In an immediate response, King Sultan Abdullah Ri'ayatuddin thanked the parliamentarians for heeding his advice to support the budget.

"Besides economic recovery and people's livelihood, the 2021 Budget is crucial to the government and authorities, particularly the medical front liners to enforce policies and initiatives to combat and overcome the Covid-19 pandemic," the royal household comptroller Ahmad Fadil Shamsuddin said in a statement, released on behalf of the King.

Dr Oh Ei Sun, Senior Fellow at Singapore Institute of International Affairs told Nikkei Asia that Muhyiddin's government remains weak and can be toppled anytime despite the budget vote victory.

He said that while the Muhyiddin administration succumbed to pressure from the United Malays National Organization, the largest player in the coalition behind Muhyiddin, the Malays-based party's real demands -- better power-sharing and even taking over the leadership -- have still not been met.

"Would that be actually enough to really satisfy UMNO's real demands?
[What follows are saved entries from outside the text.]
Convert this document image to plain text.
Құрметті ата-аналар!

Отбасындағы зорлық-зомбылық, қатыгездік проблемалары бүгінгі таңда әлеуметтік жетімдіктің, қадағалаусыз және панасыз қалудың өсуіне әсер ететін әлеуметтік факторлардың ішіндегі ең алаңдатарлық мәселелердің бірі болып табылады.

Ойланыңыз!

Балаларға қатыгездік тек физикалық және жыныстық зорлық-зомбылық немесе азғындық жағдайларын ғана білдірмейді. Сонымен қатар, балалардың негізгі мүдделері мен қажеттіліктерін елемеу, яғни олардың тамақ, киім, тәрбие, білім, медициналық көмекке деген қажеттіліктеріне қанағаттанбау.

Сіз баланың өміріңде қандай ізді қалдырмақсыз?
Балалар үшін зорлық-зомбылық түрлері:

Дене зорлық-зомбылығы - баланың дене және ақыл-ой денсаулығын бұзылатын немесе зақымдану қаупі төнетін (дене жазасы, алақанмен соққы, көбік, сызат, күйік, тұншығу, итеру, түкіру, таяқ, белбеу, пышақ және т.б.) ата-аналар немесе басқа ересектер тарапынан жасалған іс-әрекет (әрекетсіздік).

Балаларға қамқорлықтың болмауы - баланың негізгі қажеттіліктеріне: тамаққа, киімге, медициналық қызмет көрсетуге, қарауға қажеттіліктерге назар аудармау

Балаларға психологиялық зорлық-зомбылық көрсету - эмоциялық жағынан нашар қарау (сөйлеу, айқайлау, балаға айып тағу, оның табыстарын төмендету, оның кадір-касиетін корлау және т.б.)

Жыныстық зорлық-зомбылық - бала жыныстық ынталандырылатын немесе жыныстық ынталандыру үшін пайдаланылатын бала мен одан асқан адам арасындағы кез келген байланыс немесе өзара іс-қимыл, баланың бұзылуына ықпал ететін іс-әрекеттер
That remains to be seen," he said. "As long as UMNO's real demands are not met, this government will remain a weak one," he said.

Many lawmakers had been wary of obstructing a plan the government had sold as essential for the country's economic recovery from the coronavirus pandemic. The budget includes over 3 billion ringgit for purchasing COVID-19 vaccines, as well as billions for other anti-coronavirus measures, cash handouts to the public and more.

"For me this budget is for the people, economy and businesses," Finance Minister Tengku Zafrul Abdul Aziz told Nikkei Asia in a recent interview.

On the eve of the vote, former Prime Minister Mahathir Mohamad -- who was replaced by Muhyiddin in March -- announced that he and his allies would reject the budget. "My friends and I took the decision to reject the 2021 budget, and we did so with a full sense of responsibility and trust that we hold on behalf of the people until the end of our term as elected representatives," Mahathir wrote.

But this alone was not enough to doom the bill.

Support from UMNO was critical. Some UMNO backbenchers led by ex-Prime Minister Najib Razak had threatened to block the passage if their demands were not met. The government succumbed and brought them on board with last-minute policy adjustments, including compromises on extending a loan moratorium for lower income earners and small businesses, along with broader withdrawals of retirement funds.

The result deals another blow to the leadership hopes of opposition chief Anwar Ibrahim, who has been insisting that he is the one with majority support in parliament -- not Muhyiddin.

With the prime minister clinging to an apparent two-seat majority, just above the minimum threshold of 112 seats, Anwar in October sought but failed to secure the king's help in toppling the government.